Я подошел к укиё-э и с любопытством разглядывал изображения людей в кимоно и с зонтиками под невидимым дождём — людей старого времени, старого уклада жизни. На гравюре они спешили к кирпичному зданию какой-то фабрики, знаменующей начавшееся развитие капиталистического способа производства. Потом рассматривал диковинный пассажирский поезд с вагончиками, похожими на открытые ветрам тележки с матерчатыми, словно зонтиковыми, навесами вместо крыш, и паровозом, изображённым сколь старательно, столь же и неумело; портовые лавчонки с латинскими буквами на вывесках, трудно давшимися тогдашнему японскому гравёру-ксилографу; вникал в ломающийся, жёстко перенацеливаемый сверху, строй жизни страны.
Припомнил, кстати, что в эпоху Муцухито-Мэйдзи, особенно в первое её двадцатилетие, с тысяча восемьсот шестьдесят восьмого года, то есть с революции Мэйдзи, японцы усиленно приглашали в страну иностранных специалистов. Некоторым из приглашённых обоснованно платили больше, чем даже членам японского кабинета министров, — чтобы быстрее догнать Европу и Америку.
Мне стало плохо, едва я подумал об Америке.
Я вдруг остро ощутил, что ни Америка, ни детство в Огасте, ни ожидающая моего возвращения Кэролайн — всё это не имеет больше никакого отношения ко мне, и чуть не закричал от жгучей боли сознания горькой утраты. Всплеск боли в моей душе восприняла и Акико.
— Борис!.. — Она вскрикнула и задохнулась от волнения, а через мгновение я осознал, что она обняла мои плечи и тесно прижалась ко мне, и пришёл в себя.
— Что случилось, любимый? — Акико глядела мне в лицо, а у меня не сразу нашлись силы посмотреть ей в глаза.

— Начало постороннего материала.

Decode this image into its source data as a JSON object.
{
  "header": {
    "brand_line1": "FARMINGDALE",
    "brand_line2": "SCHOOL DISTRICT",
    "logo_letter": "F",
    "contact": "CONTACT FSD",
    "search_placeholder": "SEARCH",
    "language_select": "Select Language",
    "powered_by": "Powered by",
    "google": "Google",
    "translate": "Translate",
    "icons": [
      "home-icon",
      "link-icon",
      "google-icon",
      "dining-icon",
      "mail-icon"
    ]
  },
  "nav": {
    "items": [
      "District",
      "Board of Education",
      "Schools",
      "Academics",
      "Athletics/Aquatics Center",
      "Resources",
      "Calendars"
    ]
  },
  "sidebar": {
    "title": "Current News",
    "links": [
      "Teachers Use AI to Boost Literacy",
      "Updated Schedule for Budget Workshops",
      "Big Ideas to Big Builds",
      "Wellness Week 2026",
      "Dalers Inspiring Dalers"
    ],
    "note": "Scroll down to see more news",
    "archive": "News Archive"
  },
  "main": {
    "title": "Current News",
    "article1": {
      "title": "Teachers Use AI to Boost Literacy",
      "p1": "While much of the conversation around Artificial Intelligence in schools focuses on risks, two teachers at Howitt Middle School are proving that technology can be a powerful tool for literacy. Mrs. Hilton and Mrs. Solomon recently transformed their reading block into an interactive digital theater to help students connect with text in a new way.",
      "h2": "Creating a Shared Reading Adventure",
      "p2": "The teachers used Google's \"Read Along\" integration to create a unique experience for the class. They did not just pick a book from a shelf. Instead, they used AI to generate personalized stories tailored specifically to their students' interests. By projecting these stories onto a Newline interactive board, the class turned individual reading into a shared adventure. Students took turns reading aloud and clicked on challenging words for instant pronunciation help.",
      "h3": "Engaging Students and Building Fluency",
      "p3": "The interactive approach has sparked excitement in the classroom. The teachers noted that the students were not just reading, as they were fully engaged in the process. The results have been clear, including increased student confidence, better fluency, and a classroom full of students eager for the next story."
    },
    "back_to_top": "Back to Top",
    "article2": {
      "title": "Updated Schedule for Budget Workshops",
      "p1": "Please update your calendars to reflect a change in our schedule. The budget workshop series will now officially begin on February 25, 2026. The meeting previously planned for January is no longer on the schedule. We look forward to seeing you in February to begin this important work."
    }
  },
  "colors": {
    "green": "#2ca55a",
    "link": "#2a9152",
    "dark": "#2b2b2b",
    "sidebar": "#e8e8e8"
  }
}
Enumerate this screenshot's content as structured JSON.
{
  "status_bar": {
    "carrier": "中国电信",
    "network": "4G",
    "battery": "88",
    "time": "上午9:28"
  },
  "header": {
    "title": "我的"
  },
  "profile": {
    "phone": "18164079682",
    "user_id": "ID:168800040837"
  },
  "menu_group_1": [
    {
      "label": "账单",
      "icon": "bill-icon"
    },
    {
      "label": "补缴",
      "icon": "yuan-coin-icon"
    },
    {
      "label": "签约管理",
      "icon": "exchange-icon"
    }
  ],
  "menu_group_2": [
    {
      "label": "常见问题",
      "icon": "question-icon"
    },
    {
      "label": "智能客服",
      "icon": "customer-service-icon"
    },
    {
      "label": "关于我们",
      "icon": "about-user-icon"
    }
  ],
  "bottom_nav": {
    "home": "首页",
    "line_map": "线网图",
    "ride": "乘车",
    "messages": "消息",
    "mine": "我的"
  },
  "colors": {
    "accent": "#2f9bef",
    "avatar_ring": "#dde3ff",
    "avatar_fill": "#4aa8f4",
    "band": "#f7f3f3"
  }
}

— Несчастный, — наконец тихо произнесла она. — Мне нужен был набор ключиков к твоему лечению. Первым ключом стало первое же твоё упоминание о чувстве к Кэролайн. Я поняла, почему Борис Густов в качестве защиты принял сознание пусть отдалённо, но известного ему Майкла Уоллоу: Майкл по-настоящему любил, Майкл был любим и был нужен любимой. Всего этого оказался лишён Борис Густов… Неужели Борису не на кого оказалось опереться в ближайшем своём окружении — размышляла, недоумевала и удивлялась я. Из какой странной среды вышел Борис?!
Но я получила первый ключ… Он же выявился и главным… Отчего это с тобой сейчас произошло?

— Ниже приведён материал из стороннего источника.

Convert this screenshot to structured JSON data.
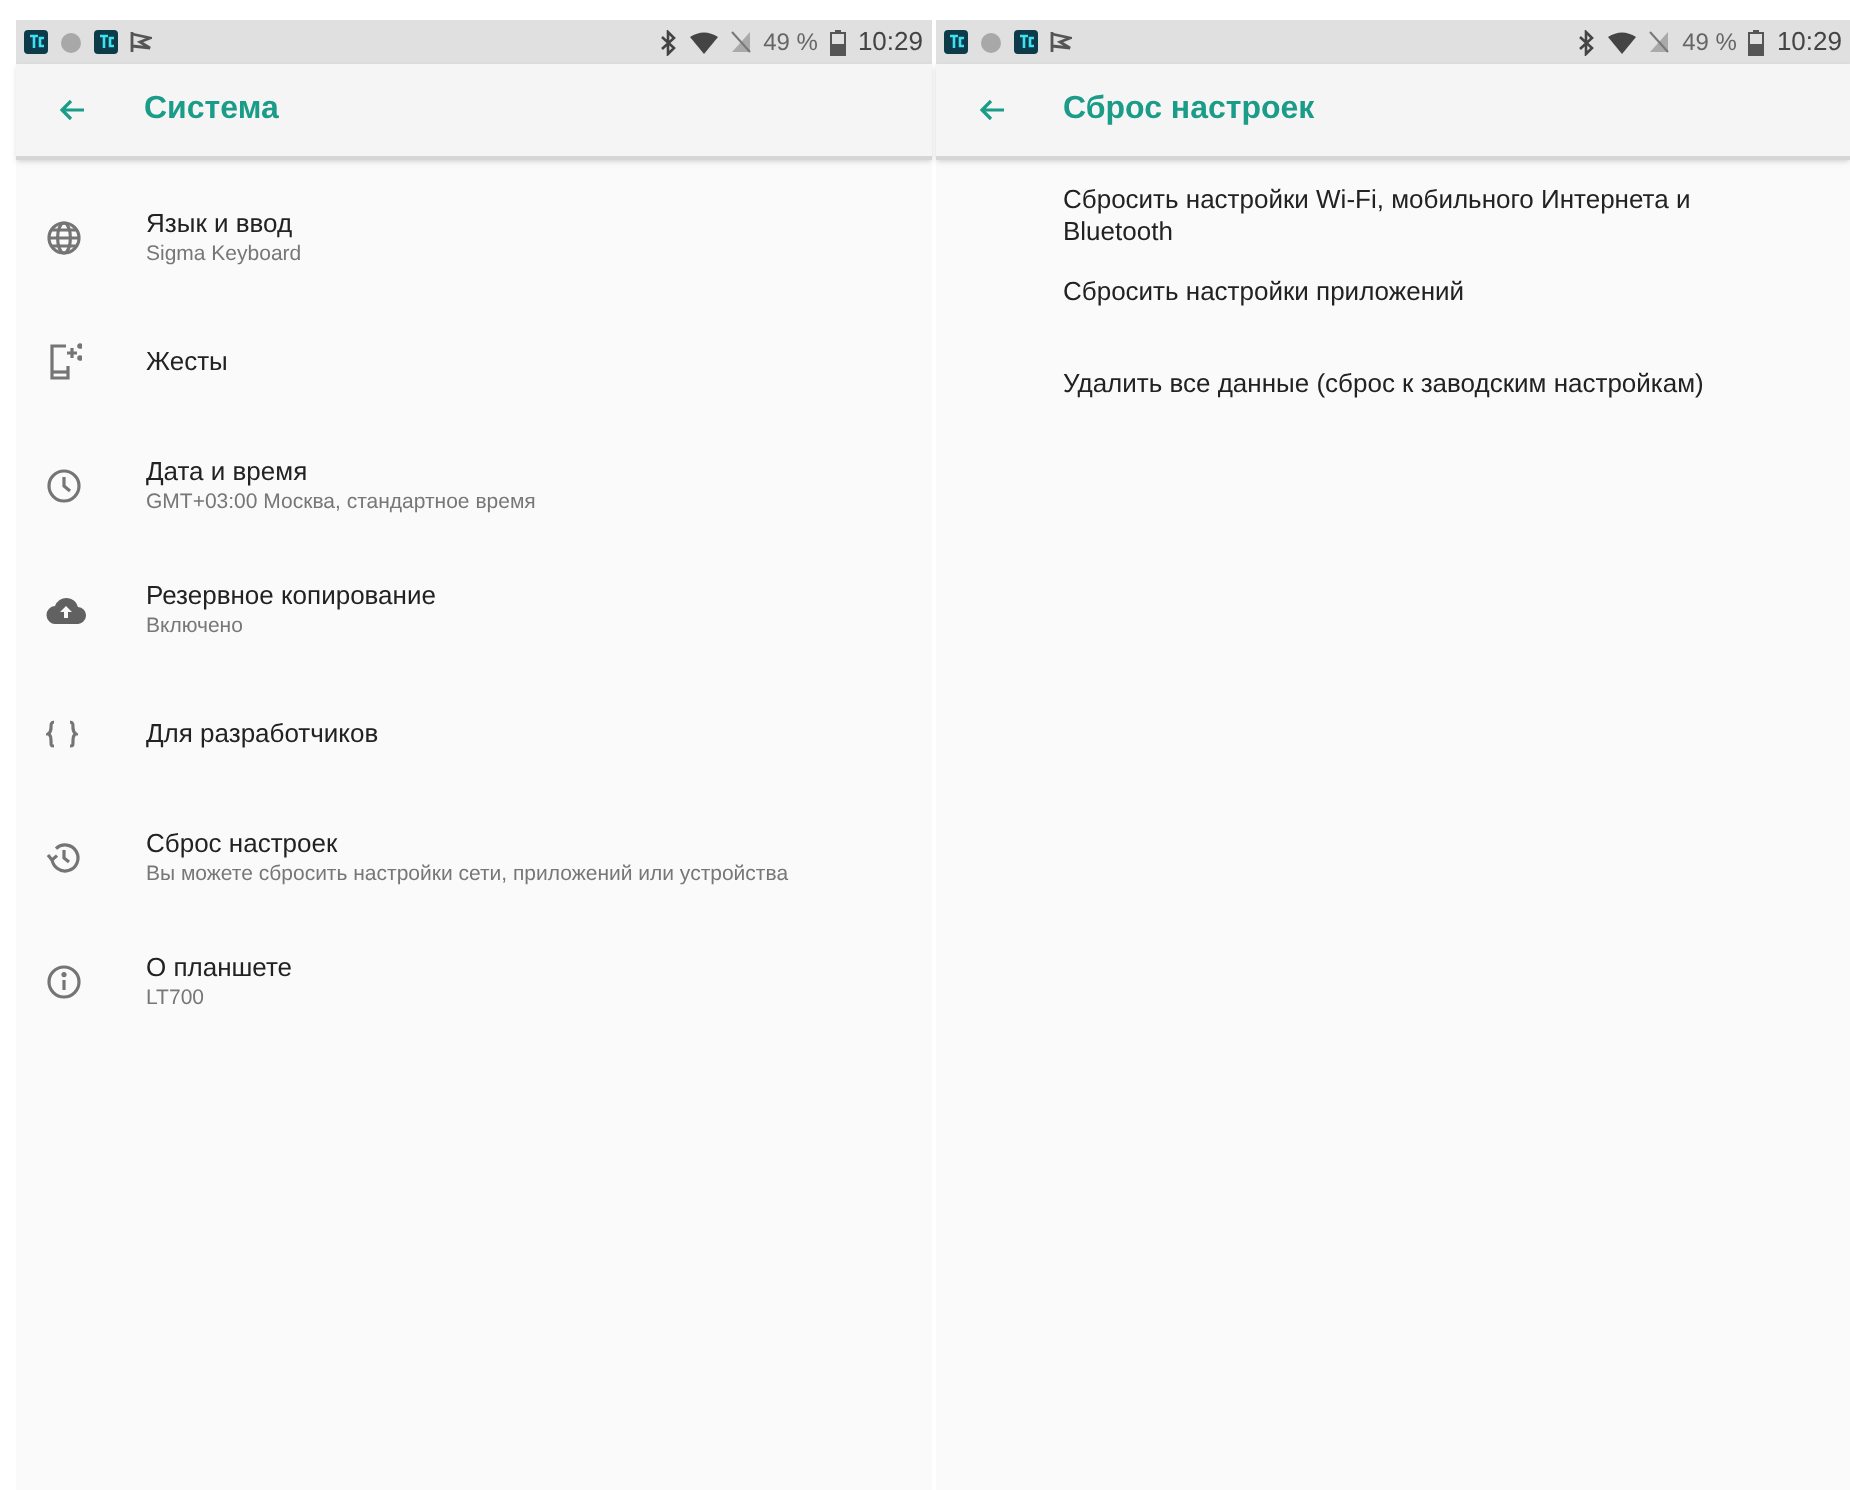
{
  "screens": [
    {
      "kind": "icon-list",
      "status_bar": {
        "battery": "49 %",
        "time": "10:29"
      },
      "title": "Система",
      "items": [
        {
          "title": "Язык и ввод",
          "subtitle": "Sigma Keyboard"
        },
        {
          "title": "Жесты"
        },
        {
          "title": "Дата и время",
          "subtitle": "GMT+03:00 Москва, стандартное время"
        },
        {
          "title": "Резервное копирование",
          "subtitle": "Включено"
        },
        {
          "title": "Для разработчиков"
        },
        {
          "title": "Сброс настроек",
          "subtitle": "Вы можете сбросить настройки сети, приложений или устройства"
        },
        {
          "title": "О планшете",
          "subtitle": "LT700"
        }
      ]
    },
    {
      "kind": "plain-list",
      "status_bar": {
        "battery": "49 %",
        "time": "10:29"
      },
      "title": "Сброс настроек",
      "items": [
        {
          "title": "Сбросить настройки Wi-Fi, мобильного Интернета и Bluetooth"
        },
        {
          "title": "Сбросить настройки приложений"
        },
        {
          "title": "Удалить все данные (сброс к заводским настройкам)"
        }
      ]
    }
  ]
}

— Гравюры… Америка… Кэролайн…
— Значит, между нами установился и действует обмен на интуитивном уровне… — Она помолчала, раздумывая. — Убрать? Эти укиё-э — убрать?
— Пусть остаются… Я справлюсь…
Акико что-то резко сказала немолодой служанке по-японски и для меня пояснила:
— Чай будем пить в саду. Уже тепло. Запоминай: тясицу — чайный домик и рёдзи — садик вокруг него. — Она явно стремилась отвлечь меня и заторопилась, отрывая слова от зримых для меня образов, и я понял только, что там, в саду, я обязательно успокоюсь.
На прогулке Акико виду не показывала, что крайне озабочена тем, что я сразу принялся нарушать её планы, и рассказывала легенды и достоверно известное о благословенном Сайгё-хоси, поэте и буддийском монахе, жившем в двенадцатом веке, одном из наиболее популярных в Японии мастеров традиционного пятистишия, состоящего из тридцати одного слога.
— Он воспевал любовь к природе и буддийские ценности. — И Акико читала мне его стихи-танка, немного по-японски, больше в английском переводе, потому что на японский язык у меня времени всё как-то не оставалось, но, мне кажется, от японского меня отводили в сторону иные силы, более могущественные, чем само Время. — Этот поэт сознательно оставил праздную, но шумную жизнь в столице, чтобы воспеть одиночество в горах. Воспоминание о Сайгё-хоси помогло мне прийти к идее твоего лечения в уединении. Вот второй ключик к твоему лечению… Тебе нравится уединённый покой моего дома?